In my final days in Asia, my hosts in Singapore summed up my mixed feelings about leaving perfectly. Expats themselves, they had grown up in Malaysia and Sri Lanka, attended school in India, worked and raised children in the UK, and had now been living in Singapore for about five years. In my eyes, the perfect, nomadic existence. But, when I asked how they felt about returning to the UK next year, “going home” in simple terms, I saw anxiety. They told me: “Leaving Asia will be….hard. We never thought we’d leave only to come back. But, in Asia, you’re not the other. You’re simply another. There is no fight for existence.”

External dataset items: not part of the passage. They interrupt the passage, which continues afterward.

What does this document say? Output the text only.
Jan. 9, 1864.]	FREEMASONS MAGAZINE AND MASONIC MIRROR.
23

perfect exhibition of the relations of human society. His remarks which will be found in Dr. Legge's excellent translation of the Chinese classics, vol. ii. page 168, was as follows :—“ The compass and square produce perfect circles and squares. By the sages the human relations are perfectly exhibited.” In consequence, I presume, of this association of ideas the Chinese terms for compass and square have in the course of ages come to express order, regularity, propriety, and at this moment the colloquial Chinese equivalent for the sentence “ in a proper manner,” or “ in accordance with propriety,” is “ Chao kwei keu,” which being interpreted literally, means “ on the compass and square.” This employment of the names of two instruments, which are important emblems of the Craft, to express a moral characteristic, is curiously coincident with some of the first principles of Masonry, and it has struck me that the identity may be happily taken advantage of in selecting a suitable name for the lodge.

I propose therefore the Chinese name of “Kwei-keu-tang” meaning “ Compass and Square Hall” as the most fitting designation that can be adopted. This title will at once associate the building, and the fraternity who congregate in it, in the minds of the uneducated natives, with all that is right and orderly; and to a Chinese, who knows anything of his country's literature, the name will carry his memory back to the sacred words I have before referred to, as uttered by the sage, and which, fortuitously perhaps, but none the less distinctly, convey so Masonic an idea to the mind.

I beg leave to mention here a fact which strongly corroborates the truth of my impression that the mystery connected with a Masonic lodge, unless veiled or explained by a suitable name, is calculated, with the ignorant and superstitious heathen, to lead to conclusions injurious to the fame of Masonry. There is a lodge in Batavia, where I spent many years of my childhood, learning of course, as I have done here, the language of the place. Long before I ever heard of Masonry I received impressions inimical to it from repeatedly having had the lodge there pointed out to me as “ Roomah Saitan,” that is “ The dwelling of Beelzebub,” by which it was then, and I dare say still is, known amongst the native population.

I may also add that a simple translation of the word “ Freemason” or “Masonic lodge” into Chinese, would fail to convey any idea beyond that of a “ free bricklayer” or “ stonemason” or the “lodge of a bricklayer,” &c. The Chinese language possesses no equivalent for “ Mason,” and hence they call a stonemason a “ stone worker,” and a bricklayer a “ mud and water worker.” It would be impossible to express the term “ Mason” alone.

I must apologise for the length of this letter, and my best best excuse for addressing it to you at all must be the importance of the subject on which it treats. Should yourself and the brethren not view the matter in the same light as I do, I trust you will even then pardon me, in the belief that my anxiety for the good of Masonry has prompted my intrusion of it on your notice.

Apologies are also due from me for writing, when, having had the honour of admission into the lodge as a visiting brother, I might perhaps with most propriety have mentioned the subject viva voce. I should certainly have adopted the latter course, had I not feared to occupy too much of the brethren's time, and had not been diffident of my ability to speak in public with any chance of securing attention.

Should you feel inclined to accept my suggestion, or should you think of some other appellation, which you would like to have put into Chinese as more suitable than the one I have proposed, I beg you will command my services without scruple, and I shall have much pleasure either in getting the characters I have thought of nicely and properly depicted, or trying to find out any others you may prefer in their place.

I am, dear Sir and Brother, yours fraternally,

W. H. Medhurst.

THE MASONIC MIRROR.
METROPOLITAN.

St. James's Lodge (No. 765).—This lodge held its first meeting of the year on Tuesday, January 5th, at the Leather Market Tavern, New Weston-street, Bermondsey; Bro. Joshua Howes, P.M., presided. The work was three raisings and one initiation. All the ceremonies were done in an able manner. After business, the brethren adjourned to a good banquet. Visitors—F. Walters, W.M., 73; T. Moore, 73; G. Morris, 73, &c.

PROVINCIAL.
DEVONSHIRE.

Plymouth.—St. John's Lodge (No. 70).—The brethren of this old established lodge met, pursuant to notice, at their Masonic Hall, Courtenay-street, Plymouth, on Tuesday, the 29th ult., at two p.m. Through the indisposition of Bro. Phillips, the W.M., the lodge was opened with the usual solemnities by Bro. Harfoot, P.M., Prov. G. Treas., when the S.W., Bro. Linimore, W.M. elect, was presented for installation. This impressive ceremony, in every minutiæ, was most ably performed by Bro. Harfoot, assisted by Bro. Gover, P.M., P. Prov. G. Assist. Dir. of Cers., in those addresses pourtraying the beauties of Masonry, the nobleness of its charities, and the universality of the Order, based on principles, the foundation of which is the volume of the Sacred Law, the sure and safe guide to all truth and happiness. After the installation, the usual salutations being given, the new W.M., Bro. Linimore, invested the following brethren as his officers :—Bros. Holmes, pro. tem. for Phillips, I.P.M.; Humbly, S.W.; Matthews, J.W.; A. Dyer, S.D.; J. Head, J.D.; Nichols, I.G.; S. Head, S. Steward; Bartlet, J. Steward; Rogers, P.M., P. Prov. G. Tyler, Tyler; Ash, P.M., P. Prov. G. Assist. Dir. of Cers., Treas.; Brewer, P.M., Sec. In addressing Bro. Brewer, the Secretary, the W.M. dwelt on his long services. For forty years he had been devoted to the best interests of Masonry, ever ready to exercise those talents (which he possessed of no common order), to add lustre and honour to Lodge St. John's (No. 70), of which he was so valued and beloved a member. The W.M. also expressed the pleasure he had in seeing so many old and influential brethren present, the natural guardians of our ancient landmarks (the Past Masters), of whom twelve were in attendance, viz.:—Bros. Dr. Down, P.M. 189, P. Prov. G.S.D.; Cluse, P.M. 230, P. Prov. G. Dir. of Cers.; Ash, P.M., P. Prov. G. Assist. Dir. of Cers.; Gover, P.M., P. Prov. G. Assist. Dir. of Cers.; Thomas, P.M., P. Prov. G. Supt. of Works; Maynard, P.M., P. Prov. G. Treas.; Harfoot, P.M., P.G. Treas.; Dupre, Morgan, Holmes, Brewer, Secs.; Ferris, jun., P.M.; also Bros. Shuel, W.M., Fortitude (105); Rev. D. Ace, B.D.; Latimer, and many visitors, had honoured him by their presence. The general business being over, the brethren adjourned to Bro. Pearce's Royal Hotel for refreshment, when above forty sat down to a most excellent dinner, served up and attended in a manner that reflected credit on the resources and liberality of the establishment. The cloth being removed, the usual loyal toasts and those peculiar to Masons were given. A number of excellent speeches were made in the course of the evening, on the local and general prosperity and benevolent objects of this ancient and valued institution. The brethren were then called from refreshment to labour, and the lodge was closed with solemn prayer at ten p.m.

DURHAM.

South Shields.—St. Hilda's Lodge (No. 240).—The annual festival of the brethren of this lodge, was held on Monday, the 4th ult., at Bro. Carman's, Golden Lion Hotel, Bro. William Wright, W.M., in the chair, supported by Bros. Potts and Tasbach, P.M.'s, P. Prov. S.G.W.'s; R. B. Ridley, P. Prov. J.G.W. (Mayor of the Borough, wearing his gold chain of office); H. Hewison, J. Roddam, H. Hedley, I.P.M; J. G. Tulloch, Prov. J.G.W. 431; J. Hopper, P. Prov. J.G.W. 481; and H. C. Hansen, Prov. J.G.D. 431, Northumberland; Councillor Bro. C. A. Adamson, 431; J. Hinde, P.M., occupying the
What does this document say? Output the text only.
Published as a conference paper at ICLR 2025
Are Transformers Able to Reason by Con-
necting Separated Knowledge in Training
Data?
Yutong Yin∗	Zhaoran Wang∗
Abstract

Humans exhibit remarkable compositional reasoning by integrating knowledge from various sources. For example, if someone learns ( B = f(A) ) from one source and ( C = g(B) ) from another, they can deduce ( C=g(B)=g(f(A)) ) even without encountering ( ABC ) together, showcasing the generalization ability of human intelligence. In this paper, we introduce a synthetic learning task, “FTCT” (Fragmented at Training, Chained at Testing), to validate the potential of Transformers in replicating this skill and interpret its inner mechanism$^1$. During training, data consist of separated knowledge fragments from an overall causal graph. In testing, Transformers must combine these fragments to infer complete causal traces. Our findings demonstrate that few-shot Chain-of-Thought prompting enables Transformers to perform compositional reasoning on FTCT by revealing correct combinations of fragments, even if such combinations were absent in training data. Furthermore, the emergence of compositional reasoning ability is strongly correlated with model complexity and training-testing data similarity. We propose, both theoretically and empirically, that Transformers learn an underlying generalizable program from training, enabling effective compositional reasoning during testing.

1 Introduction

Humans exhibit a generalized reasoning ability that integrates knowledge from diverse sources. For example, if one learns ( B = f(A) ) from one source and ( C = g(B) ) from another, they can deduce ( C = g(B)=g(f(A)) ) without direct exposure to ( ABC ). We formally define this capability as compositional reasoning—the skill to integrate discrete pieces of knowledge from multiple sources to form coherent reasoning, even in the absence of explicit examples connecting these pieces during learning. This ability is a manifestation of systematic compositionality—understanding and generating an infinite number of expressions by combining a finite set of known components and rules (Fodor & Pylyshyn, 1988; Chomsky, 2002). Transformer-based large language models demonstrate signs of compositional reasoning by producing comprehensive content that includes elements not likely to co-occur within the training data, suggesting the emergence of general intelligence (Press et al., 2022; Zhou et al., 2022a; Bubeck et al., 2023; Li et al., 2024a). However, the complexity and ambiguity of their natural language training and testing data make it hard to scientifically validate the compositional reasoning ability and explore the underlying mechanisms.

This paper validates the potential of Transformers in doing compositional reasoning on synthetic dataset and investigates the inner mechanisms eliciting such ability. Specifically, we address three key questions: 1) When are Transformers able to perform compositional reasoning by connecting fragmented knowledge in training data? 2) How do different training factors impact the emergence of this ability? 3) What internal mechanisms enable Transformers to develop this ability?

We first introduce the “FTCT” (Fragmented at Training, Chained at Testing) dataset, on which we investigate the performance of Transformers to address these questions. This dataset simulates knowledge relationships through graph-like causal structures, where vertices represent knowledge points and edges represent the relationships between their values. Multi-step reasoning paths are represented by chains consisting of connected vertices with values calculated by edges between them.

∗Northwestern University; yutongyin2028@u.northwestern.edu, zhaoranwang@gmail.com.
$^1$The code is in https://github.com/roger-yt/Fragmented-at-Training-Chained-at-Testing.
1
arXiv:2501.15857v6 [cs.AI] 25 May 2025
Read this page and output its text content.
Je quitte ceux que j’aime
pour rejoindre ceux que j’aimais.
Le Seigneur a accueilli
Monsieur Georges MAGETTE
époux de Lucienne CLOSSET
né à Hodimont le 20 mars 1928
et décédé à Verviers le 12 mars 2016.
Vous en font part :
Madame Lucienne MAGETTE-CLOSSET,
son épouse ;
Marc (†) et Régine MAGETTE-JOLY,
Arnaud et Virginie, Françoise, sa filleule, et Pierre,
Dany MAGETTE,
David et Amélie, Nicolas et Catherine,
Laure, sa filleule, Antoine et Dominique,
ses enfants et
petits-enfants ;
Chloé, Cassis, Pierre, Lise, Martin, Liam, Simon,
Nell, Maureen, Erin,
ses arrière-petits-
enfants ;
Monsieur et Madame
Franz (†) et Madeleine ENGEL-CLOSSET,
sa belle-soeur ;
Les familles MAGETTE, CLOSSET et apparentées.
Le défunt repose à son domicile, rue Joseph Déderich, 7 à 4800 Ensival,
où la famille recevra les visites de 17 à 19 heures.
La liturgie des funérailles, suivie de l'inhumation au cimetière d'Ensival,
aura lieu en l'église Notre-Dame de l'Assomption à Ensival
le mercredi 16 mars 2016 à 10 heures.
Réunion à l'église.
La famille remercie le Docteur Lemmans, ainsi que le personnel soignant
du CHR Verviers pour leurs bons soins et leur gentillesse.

Once I was able to let go of my need to be better, fueled by an embarrassment of these identities, and stopped clinging to my American privilege, I saw the beauty in these nations. Their histories run thousands of years deeper than any of the nations by which they were colonized and ravaged, and yet they still strive to succeed despite the ruins that were left behind by greed and desire. In Asia, I saw a chance for many communities to live happily and successfully together with no notion of one deserving it more than the other. I saw the chance to stand in a crowded train during rush hour and be seen and see others as myself, despite physical or mental or emotional difference. After a long time, I saw a chance to be proud in a place that I belong to, and that’s a feeling I hope to hold on to, long after I’ve left.